Podemos decir que la Campoy es el súmmum de la feminidad progre, y era providencial que tarde o temprano trepara a la televisión --en este caso, a un canal sin audiencia-- y desplegara sus encantos socialistas con asuntos del corazón, de chicas monas que quieren convertirse en modelos y, por supuesto, con la política. Echándole un vistazo al carnaval–tertulia con que finaliza su programa, y contando con el supuesto equilibrio de fuerzas entre la izquierda y la derecha, uno podría llegar a la conclusión de que hay algo decente en esa barraca diaria. Pero no nos engañemos; una vez que han identificado al frenético Federico Jiménez Losantos como el enemigo, se han identificado a ellos mismos como fascistillas de izquierdas. Usemos por un momento, incluso aunque se trate a todas luces de una falacia, la premisa de que en efecto Losantos es el ejemplo a evitar, la muestra de la toxicidad de la derecha, el demonio episcopal, el talibán de sacristía --Luis del Olmo clamando al vacío--, todo eso. Extraigamos a continuación un par de ejemplos significativos de la mesa política de la Campoy: María Antonia Iglesias, el furor rojo al servicio del PSOE; Arturo No–sé–qué, el tipo canoso, apeado de la descalabrada Campos, que ha adoptado esa intrigante expresión... «derecha extrema», no «extrema derecha»... y se sume a menudo en trances histéricos que hace que las canas se le vuelvan moradas. Escuchemos sus discursos por un instante, analicemos el substrato de sus mensajes, el resentimiento, la tensión, el ostensible desprecio que manifiestan impúdicamente a un palmo de narices de la Campoy. El maniqueísmo, la demagogia, la vaciedad. Pues bien, es en esa tertulia en la que tratan de desacreditar a Federico Jiménez Losantos y a toda la COPE (a la que ellos denominan obstinadamente «la radio de los obispos»).
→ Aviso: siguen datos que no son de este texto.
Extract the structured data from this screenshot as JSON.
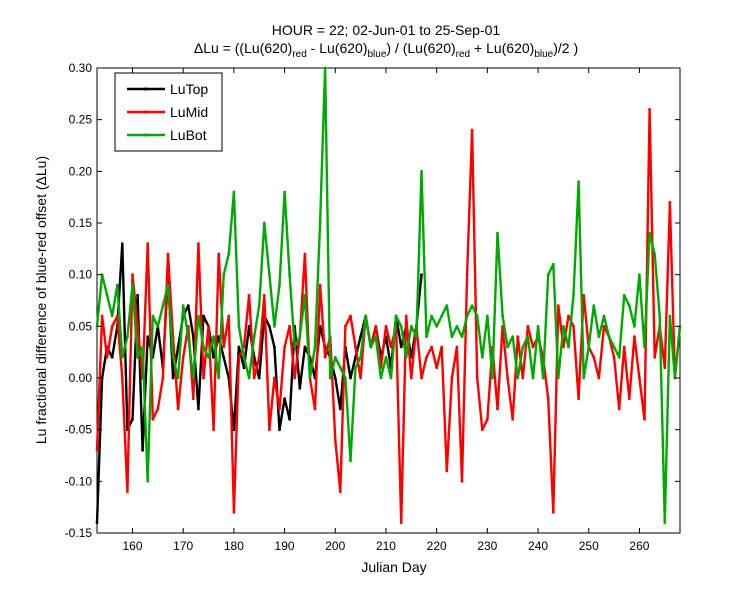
{
  "chart_data": {
    "type": "line",
    "title": {
      "line1": "HOUR = 22; 02-Jun-01 to 25-Sep-01",
      "line2": {
        "prefix": "ΔLu = ((Lu(620)",
        "s1": "red",
        "mid1": " - Lu(620)",
        "s2": "blue",
        "mid2": ") / (Lu(620)",
        "s3": "red",
        "mid3": " + Lu(620)",
        "s4": "blue",
        "suffix": ")/2  )"
      }
    },
    "xlabel": "Julian Day",
    "ylabel": "Lu fractional difference of blue-red offset (ΔLu)",
    "xlim": [
      153,
      268
    ],
    "ylim": [
      -0.15,
      0.3
    ],
    "xticks": [
      160,
      170,
      180,
      190,
      200,
      210,
      220,
      230,
      240,
      250,
      260
    ],
    "yticks": [
      -0.15,
      -0.1,
      -0.05,
      0.0,
      0.05,
      0.1,
      0.15,
      0.2,
      0.25,
      0.3
    ],
    "ytick_labels": [
      "-0.15",
      "-0.10",
      "-0.05",
      "0.00",
      "0.05",
      "0.10",
      "0.15",
      "0.20",
      "0.25",
      "0.30"
    ],
    "legend_position": "top-left",
    "series": [
      {
        "name": "LuTop",
        "color": "#000000",
        "x": [
          153,
          154,
          155,
          156,
          157,
          158,
          159,
          160,
          161,
          162,
          163,
          164,
          165,
          166,
          167,
          168,
          169,
          170,
          171,
          172,
          173,
          174,
          175,
          176,
          177,
          178,
          179,
          180,
          181,
          182,
          183,
          184,
          185,
          186,
          187,
          188,
          189,
          190,
          191,
          192,
          193,
          194,
          195,
          196,
          197,
          198,
          199,
          200,
          201,
          202,
          203,
          204,
          205,
          206,
          207,
          208,
          209,
          210,
          211,
          212,
          213,
          214,
          215,
          216,
          217
        ],
        "y": [
          -0.14,
          0.0,
          0.03,
          0.02,
          0.05,
          0.13,
          -0.05,
          -0.04,
          0.08,
          -0.07,
          0.04,
          0.02,
          0.05,
          0.01,
          0.1,
          0.0,
          0.03,
          0.06,
          0.07,
          0.04,
          -0.03,
          0.06,
          0.05,
          0.02,
          0.04,
          0.02,
          0.0,
          -0.05,
          0.03,
          0.01,
          0.05,
          0.02,
          0.0,
          0.06,
          0.05,
          0.03,
          -0.05,
          -0.02,
          -0.04,
          0.05,
          -0.01,
          0.03,
          0.02,
          0.0,
          0.05,
          0.03,
          0.02,
          0.0,
          -0.03,
          0.03,
          0.0,
          0.02,
          0.04,
          0.06,
          0.03,
          0.05,
          0.02,
          0.04,
          0.01,
          0.06,
          0.03,
          0.05,
          0.02,
          0.05,
          0.1
        ]
      },
      {
        "name": "LuMid",
        "color": "#ff0000",
        "x": [
          153,
          154,
          155,
          156,
          157,
          158,
          159,
          160,
          161,
          162,
          163,
          164,
          165,
          166,
          167,
          168,
          169,
          170,
          171,
          172,
          173,
          174,
          175,
          176,
          177,
          178,
          179,
          180,
          181,
          182,
          183,
          184,
          185,
          186,
          187,
          188,
          189,
          190,
          191,
          192,
          193,
          194,
          195,
          196,
          197,
          198,
          199,
          200,
          201,
          202,
          203,
          204,
          205,
          206,
          207,
          208,
          209,
          210,
          211,
          212,
          213,
          214,
          215,
          216,
          217,
          218,
          219,
          220,
          221,
          222,
          223,
          224,
          225,
          226,
          227,
          228,
          229,
          230,
          231,
          232,
          233,
          234,
          235,
          236,
          237,
          238,
          239,
          240,
          241,
          242,
          243,
          244,
          245,
          246,
          247,
          248,
          249,
          250,
          251,
          252,
          253,
          254,
          255,
          256,
          257,
          258,
          259,
          260,
          261,
          262,
          263,
          264,
          265,
          266,
          267,
          268
        ],
        "y": [
          -0.07,
          0.06,
          0.02,
          0.05,
          0.06,
          0.0,
          -0.11,
          0.1,
          0.05,
          0.0,
          0.13,
          -0.04,
          -0.03,
          0.0,
          0.12,
          0.04,
          -0.03,
          0.02,
          0.05,
          -0.02,
          0.13,
          0.0,
          0.05,
          -0.05,
          0.12,
          0.03,
          0.06,
          -0.13,
          0.02,
          0.03,
          0.08,
          0.0,
          0.02,
          0.08,
          -0.05,
          0.0,
          -0.03,
          0.03,
          0.05,
          0.0,
          0.04,
          0.12,
          0.0,
          -0.03,
          0.09,
          0.02,
          0.04,
          -0.06,
          -0.11,
          0.05,
          0.06,
          0.03,
          0.0,
          0.06,
          0.03,
          0.05,
          0.01,
          0.05,
          0.03,
          0.05,
          -0.14,
          0.06,
          0.0,
          0.05,
          0.0,
          0.02,
          0.03,
          0.01,
          0.03,
          -0.09,
          0.0,
          0.03,
          -0.1,
          0.1,
          0.24,
          0.0,
          -0.05,
          -0.04,
          0.03,
          -0.03,
          0.05,
          0.0,
          -0.04,
          0.04,
          0.0,
          0.05,
          0.03,
          0.04,
          0.02,
          -0.02,
          -0.13,
          0.07,
          0.03,
          0.06,
          0.05,
          -0.02,
          0.08,
          0.03,
          0.02,
          0.0,
          0.05,
          0.04,
          0.02,
          -0.03,
          0.03,
          -0.02,
          0.04,
          0.0,
          -0.04,
          0.26,
          0.02,
          0.05,
          0.01,
          0.17,
          0.0,
          0.05
        ]
      },
      {
        "name": "LuBot",
        "color": "#00aa00",
        "x": [
          153,
          154,
          155,
          156,
          157,
          158,
          159,
          160,
          161,
          162,
          163,
          164,
          165,
          166,
          167,
          168,
          169,
          170,
          171,
          172,
          173,
          174,
          175,
          176,
          177,
          178,
          179,
          180,
          181,
          182,
          183,
          184,
          185,
          186,
          187,
          188,
          189,
          190,
          191,
          192,
          193,
          194,
          195,
          196,
          197,
          198,
          199,
          200,
          201,
          202,
          203,
          204,
          205,
          206,
          207,
          208,
          209,
          210,
          211,
          212,
          213,
          214,
          215,
          216,
          217,
          218,
          219,
          220,
          221,
          222,
          223,
          224,
          225,
          226,
          227,
          228,
          229,
          230,
          231,
          232,
          233,
          234,
          235,
          236,
          237,
          238,
          239,
          240,
          241,
          242,
          243,
          244,
          245,
          246,
          247,
          248,
          249,
          250,
          251,
          252,
          253,
          254,
          255,
          256,
          257,
          258,
          259,
          260,
          261,
          262,
          263,
          264,
          265,
          266,
          267,
          268
        ],
        "y": [
          0.05,
          0.1,
          0.08,
          0.06,
          0.09,
          0.02,
          0.04,
          0.09,
          0.02,
          0.03,
          -0.1,
          0.06,
          0.05,
          0.07,
          0.09,
          0.02,
          0.0,
          0.07,
          0.04,
          0.0,
          0.06,
          0.03,
          0.02,
          0.04,
          0.0,
          0.1,
          0.12,
          0.18,
          0.05,
          0.02,
          0.0,
          0.04,
          0.07,
          0.15,
          0.1,
          0.05,
          0.09,
          0.18,
          0.1,
          0.03,
          0.04,
          0.08,
          0.0,
          0.03,
          0.15,
          0.3,
          0.0,
          0.02,
          0.01,
          0.0,
          -0.08,
          0.01,
          0.02,
          0.06,
          0.03,
          0.04,
          0.0,
          0.02,
          0.0,
          0.06,
          0.05,
          0.02,
          0.05,
          0.04,
          0.2,
          0.04,
          0.06,
          0.05,
          0.06,
          0.07,
          0.04,
          0.05,
          0.04,
          0.06,
          0.07,
          0.06,
          0.02,
          0.06,
          0.0,
          0.14,
          0.06,
          0.03,
          0.04,
          0.0,
          0.03,
          0.04,
          0.0,
          0.05,
          0.0,
          0.1,
          0.11,
          0.0,
          0.05,
          0.03,
          0.08,
          0.19,
          0.0,
          0.03,
          0.07,
          0.04,
          0.06,
          0.04,
          0.03,
          0.02,
          0.08,
          0.07,
          0.05,
          0.1,
          0.03,
          0.14,
          0.12,
          0.06,
          -0.14,
          0.06,
          0.0,
          0.05
        ]
      }
    ]
  }
}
Cabría esperar que, frente al fervor progre de Mari Toni Iglesias, la Campoy tuviese la deferencia de invitar a su programa a algún derechista verdaderamente «motivado», por así decir, a fin de compensar las diferentes potencias de ataque, establecer un combate justo y ofrecer un imagen de decoro moral, pero eso sería demasiado, claro. Lo más parecido a eso que uno ve en el show de CUATRO es un derechista pusilánime y poco inclinado a arriesgar su puesto de trabajo por mor de sus ideas. A fin de cuentas, ¿quién renunciaría a trabajar con la Campoy, una mujer actual?